Overview
About the Role
We are hiring a mid-level DevOps Engineer to help own the infrastructure and delivery surface of a leading technology marketplace that has been running successfully for the last 10 years. The infrastructure is a multi-region cloud estate running dozens of microservices on Kubernetes, an edge router, a Node.js proxy fleet, a Kafka event backbone, a data plane built on ClickHouse, Spark, Snowflake, and Airflow, and modern CI/CD pipelines. The job is to keep that estate reliable, cheap, secure, and pleasant to ship into.
As the platform adds agent-native traffic, you will help ensure the infrastructure scales for machine-speed, high-frequency agent calls alongside human traffic — without separate handling or runaway cost.
Roles and Responsibilities
• AWS infrastructure — Operate and improve the multi-region AWS estate across compute, streaming, databases, caching, and storage. Diagnose issues across regions and accounts.
• Infrastructure-as-Code — Maintain and extend the Terraform modules that define the platform. Treat infra changes like code: reviewed, tested, deployed via pipeline.
• Kubernetes — Operate workloads on Kubernetes: deployments, autoscaling, ingress, networking, secrets, resource limits. Help service teams adopt safe defaults.
• CI/CD — Own and improve the CI/CD pipelines that ship frontend, backend, and data-platform code.
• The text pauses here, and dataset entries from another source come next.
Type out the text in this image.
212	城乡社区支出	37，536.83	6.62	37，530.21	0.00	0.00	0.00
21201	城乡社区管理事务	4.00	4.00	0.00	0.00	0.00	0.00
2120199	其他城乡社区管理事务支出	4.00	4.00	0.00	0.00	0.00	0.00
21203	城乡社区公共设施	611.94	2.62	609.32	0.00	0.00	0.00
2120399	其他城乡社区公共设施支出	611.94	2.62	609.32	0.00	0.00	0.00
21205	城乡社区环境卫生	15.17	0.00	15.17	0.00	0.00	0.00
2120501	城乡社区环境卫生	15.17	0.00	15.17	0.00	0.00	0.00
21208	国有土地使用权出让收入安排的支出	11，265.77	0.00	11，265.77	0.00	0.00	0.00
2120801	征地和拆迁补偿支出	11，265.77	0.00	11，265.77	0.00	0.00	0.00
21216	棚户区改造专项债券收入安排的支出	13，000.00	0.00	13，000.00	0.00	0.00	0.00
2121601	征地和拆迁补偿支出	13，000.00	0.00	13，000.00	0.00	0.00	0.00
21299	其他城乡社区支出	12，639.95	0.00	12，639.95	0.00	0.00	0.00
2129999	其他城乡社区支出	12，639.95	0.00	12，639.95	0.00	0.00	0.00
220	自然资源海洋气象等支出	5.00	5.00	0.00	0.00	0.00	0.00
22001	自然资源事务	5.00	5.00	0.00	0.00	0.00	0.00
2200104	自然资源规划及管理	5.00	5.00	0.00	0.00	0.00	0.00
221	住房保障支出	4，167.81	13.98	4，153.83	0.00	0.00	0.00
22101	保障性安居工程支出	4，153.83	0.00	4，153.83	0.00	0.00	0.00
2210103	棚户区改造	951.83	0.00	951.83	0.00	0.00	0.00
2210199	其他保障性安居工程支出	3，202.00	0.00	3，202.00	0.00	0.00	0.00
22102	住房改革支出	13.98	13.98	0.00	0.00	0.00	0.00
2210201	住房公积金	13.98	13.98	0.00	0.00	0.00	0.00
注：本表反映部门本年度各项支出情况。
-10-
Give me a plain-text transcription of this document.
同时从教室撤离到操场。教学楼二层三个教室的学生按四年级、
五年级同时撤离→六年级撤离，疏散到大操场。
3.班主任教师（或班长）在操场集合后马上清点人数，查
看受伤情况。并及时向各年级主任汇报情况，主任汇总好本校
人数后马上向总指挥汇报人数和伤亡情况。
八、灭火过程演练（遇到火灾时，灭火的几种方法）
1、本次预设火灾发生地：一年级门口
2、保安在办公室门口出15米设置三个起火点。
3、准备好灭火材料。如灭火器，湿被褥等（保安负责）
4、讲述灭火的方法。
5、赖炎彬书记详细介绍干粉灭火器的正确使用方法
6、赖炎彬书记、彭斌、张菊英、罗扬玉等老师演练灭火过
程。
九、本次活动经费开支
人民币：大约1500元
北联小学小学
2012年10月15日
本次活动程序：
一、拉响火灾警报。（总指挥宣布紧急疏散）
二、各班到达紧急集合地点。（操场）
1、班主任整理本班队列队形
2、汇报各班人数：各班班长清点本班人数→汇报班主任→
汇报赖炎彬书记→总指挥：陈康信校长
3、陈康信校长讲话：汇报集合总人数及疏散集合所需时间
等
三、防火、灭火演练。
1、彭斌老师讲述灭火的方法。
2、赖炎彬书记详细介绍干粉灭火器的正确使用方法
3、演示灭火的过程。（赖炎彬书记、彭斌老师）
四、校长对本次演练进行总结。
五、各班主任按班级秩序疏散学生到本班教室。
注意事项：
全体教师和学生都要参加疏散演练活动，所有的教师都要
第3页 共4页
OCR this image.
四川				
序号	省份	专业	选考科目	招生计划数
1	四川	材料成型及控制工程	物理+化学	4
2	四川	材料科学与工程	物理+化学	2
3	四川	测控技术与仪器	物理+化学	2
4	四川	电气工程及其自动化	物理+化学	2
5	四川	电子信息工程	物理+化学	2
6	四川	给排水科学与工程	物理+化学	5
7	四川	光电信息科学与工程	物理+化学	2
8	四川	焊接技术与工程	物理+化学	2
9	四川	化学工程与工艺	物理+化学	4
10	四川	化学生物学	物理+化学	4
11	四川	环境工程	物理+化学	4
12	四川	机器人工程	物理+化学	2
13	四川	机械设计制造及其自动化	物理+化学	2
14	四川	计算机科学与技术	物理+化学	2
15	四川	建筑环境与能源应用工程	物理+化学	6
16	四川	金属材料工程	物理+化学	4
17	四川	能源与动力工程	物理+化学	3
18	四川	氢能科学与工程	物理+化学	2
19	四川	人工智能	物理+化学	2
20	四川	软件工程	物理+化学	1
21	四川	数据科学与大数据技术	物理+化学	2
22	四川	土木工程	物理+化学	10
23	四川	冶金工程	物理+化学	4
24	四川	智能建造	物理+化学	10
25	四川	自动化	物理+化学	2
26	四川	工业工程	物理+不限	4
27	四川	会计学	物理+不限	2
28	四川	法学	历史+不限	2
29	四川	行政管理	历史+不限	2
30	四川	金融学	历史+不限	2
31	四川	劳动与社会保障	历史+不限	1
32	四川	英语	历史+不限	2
Keep build times short, test suites fast and reliable in CI, and deploys boring.
• Observability platform — Own the observability and alerting platform and the standards service teams instrument against. Service teams own their own instrumentation — you own the platform that makes it possible, the conventions that keep it consistent, and the gap analysis that catches what nobody instrumented. Take part in the on-call rotation.
• Incident response — Lead or co-lead incidents; run blameless post-mortems; turn each incident into automation or improved runbooks.
• Security and access — Manage secrets, rotation, access policies, and network policies. Partner with the architect on zero-trust patterns, OAuth2 / JWT / mTLS, and security compliance.
• Cost discipline — Hunt down idle capacity, oversized clusters, runaway warehouse queries, expensive streaming shards, and CDN waste. Report monthly on what came down and why.
• Vendor consolidation — Help simplify the observability, CDN, CDP, and supporting vendor stack. Carry through the migrations.
What Success Looks Like
• Uptime ≥ 99.99% across the platform; incidents are rarer, shorter, and better understood than before you joined.
• Deploys to every part of the stack are routine — service teams ship multiple times a day without your help.
• Terraform is the source of truth: nothing important is configured by hand in the console.
• Alert volume is down and alert quality is up — on-call does not dread the pager.
• AWS spend and vendor spend trend down per call as traffic grows.
• Security and compliance audits go smoothly because the controls are real and the evidence is automated.
What You Bring
• 5+ years of hands-on DevOps / SRE / Platform Engineering experience in a production environment that mattered.
• Strong hands-on AWS across compute, networking, storage, and managed databases.
• Kubernetes in production — deployments, autoscaling, ingress, helm, secrets, RBAC, troubleshooting.
• Terraform in production — modules, state hygiene, code review discipline.
• Solid scripting in Python, Bash, or Go.
• CI/CD experience with modern pipeline tooling.
• Real observability experience — instrumentation, dashboards, alerts.
• Comfortable on-call. Comfortable running an incident. Comfortable telling the team that something needs to be redesigned.
• Security mindset: least-privilege, secrets hygiene, supply-chain awareness.
• Bonus: experience operating Kafka, ClickHouse, Snowflake, or Airflow; exposure to agentic / LLM-driven ops workflows for incident triage or remediation.
• You automate before you complain. You leave the cluster cheaper and quieter than you found it.